Abstract

The digestive organs are highly sensitive to the influence of orbital flight factors and can limit the professional activities of crew members aboard the International Space Station. Connective tissue, as a system-forming matrix of the integrative-buffer metabolic environment, is of particular relevance in space biomedicine, ensuring the functioning of internal organs under an altered gravitational stimulus. However, the adaptive mechanisms of the fibrous extracellular matrix of the gastric and intestinal connective tissue have not been fully investigated under prolonged microgravity weightlessness. Using histochemical techniques, we experimentally studied the state of collagen fibers in the specific tissue microenvironment of the gastric and intestinal membranes in C57BL/6 N mice after a 30-day space flight, subsequent 7-day ground readaptation, and in animals of the relevant control groups.
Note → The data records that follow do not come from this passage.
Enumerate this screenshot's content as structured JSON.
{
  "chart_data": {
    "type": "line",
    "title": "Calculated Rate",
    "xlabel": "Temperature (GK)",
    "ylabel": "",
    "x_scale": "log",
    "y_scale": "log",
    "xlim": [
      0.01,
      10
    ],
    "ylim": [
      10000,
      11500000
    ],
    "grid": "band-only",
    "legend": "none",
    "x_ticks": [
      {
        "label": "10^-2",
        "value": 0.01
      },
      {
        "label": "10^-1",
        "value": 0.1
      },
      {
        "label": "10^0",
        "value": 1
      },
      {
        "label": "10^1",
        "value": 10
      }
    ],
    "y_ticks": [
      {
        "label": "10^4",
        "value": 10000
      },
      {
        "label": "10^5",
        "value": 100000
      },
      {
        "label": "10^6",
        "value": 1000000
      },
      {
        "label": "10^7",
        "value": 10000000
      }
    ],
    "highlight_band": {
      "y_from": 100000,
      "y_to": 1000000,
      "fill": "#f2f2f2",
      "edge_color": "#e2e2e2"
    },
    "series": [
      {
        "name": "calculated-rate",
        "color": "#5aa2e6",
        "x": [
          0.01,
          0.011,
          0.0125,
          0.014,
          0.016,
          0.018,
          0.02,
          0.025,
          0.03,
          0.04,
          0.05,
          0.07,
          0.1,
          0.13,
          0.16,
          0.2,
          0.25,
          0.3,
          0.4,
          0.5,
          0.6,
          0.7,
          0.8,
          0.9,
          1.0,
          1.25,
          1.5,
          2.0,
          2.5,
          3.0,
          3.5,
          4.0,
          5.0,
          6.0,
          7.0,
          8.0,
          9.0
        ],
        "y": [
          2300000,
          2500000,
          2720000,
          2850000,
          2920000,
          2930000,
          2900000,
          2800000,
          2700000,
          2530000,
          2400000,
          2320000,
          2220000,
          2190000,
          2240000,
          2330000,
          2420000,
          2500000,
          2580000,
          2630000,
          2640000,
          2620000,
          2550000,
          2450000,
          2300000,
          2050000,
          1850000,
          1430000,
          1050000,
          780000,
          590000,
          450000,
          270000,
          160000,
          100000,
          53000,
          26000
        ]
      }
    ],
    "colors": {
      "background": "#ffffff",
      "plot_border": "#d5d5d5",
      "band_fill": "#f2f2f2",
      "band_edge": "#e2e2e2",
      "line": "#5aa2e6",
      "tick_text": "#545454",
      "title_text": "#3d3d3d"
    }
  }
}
The 30-day stay of laboratory animals aboard the Bion-M 1 biosatellite resulted in a reduction in the fibrous extracellular matrix of connective tissue in the studied digestive organs, excepting the gastric lamina propria. Increased fibrillogenesis was revealed in the gastrointestinal mucous membranes of animals 7 days after biosatellite landing compared with the parameters of animals in the space flight group. During the experiment with ground simulated orbital flight conditions, changes in collagen fibers were not significant compared to the vivarium control group. Thus, the results obtained evidence gravisensitivity of the fibrous extracellular matrix of the intraorgan connective tissue. This fact also highlights the necessity to further improve gastrointestinal tract-related preventive measures for astronauts during orbital flight.